The Laravel scheduler dispatches appstorecat:apps:sync-tracked on each platform every 20 minutes, capped at SYNC_{PLATFORM}_TRACKED_BATCH_SIZE apps per tick (default 5). The command walks the priority tiers above until the batch is full.
Chart Collection
Section titled “Chart Collection”Trending charts are synced daily for every active country:
- Collections:
top_free,top_paid,top_grossing - Depth: Up to 200 apps per chart
- Queues:
charts-ios/charts-android - Apps discovered from charts are tagged
discovered_from: trending
Change Detection
Section titled “Change Detection”When a listing is synced, its contents are hashed into a checksum. If the checksum differs from the previous sync and the previous listing belongs to a different app_version:
- Each field (title, subtitle, promotional_text, description, whats_new, screenshots) is compared one by one
- Changed fields produce
StoreListingChangerecords with old/new values - Locale additions and removals are also tracked as
locale_added/locale_removed
Upserts inside the same version are skipped, which prevents phantom rows when the scraper catches the same locale twice in a single pass.
This feature powers the Changes tab on the web; it shows a timeline of store listing changes across tracked and competitor apps.

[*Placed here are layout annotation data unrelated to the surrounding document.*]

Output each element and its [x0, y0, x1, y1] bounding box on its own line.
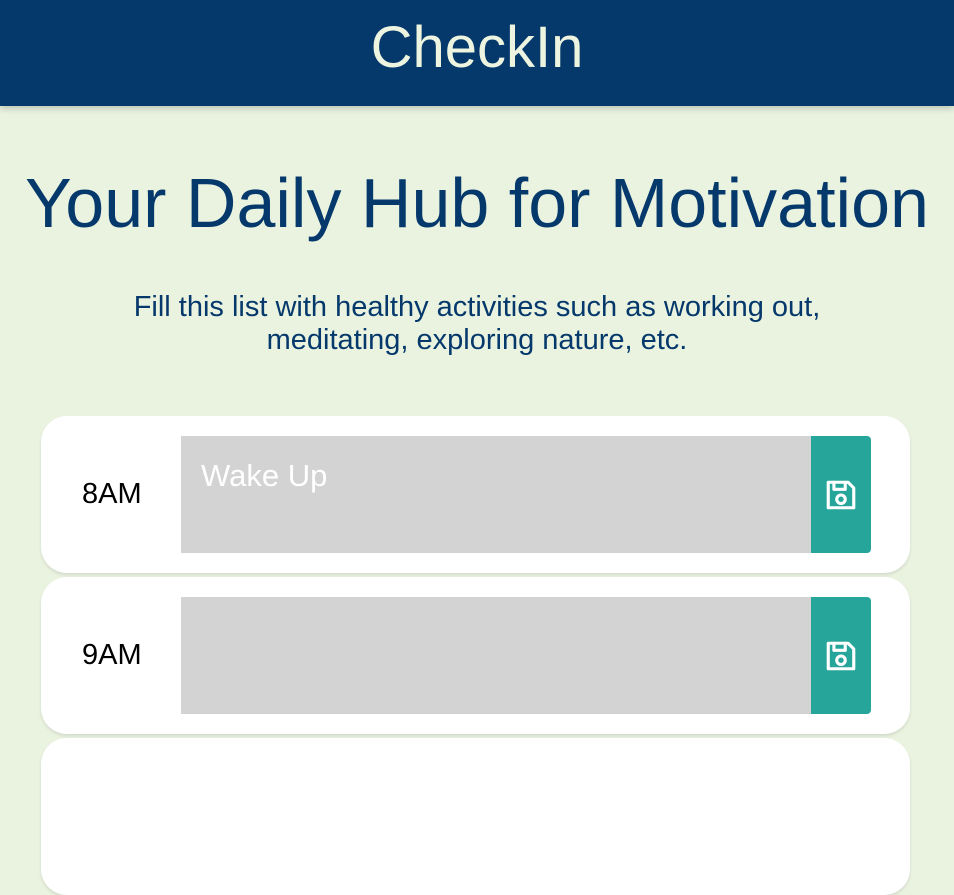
brand-title: CheckIn [370, 15, 584, 80]
activity-input[interactable] [181, 597, 811, 714]
save-icon [824, 478, 858, 512]
time-block-9am: 9AM [41, 577, 910, 734]
activity-input[interactable]: Wake Up [181, 436, 811, 553]
page-title: Your Daily Hub for Motivation [25, 164, 929, 242]
hour-label: 8AM [82, 478, 142, 510]
time-block-8am: 8AM Wake Up [41, 416, 910, 573]
time-block-next [41, 738, 910, 895]
save-button[interactable] [811, 597, 871, 714]
save-icon [824, 639, 858, 673]
save-button[interactable] [811, 436, 871, 553]
app-header: CheckIn [0, 0, 954, 106]
page-subtitle: Fill this list with healthy activities s… [133, 291, 821, 356]
hour-label: 9AM [82, 639, 142, 671]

Failed Item Reconciliation
Section titled “Failed Item Reconciliation”If the sync fails for an item (e.g. transient 5xx), it is stored in sync_statuses.failed_items with a reason tag. ReconcileFailedItemsJob retries these items up to a configured maximum attempt count per reason. 404 responses from the scraper are classified as empty_response and treated as permanent “not available on this storefront” — they are not retried.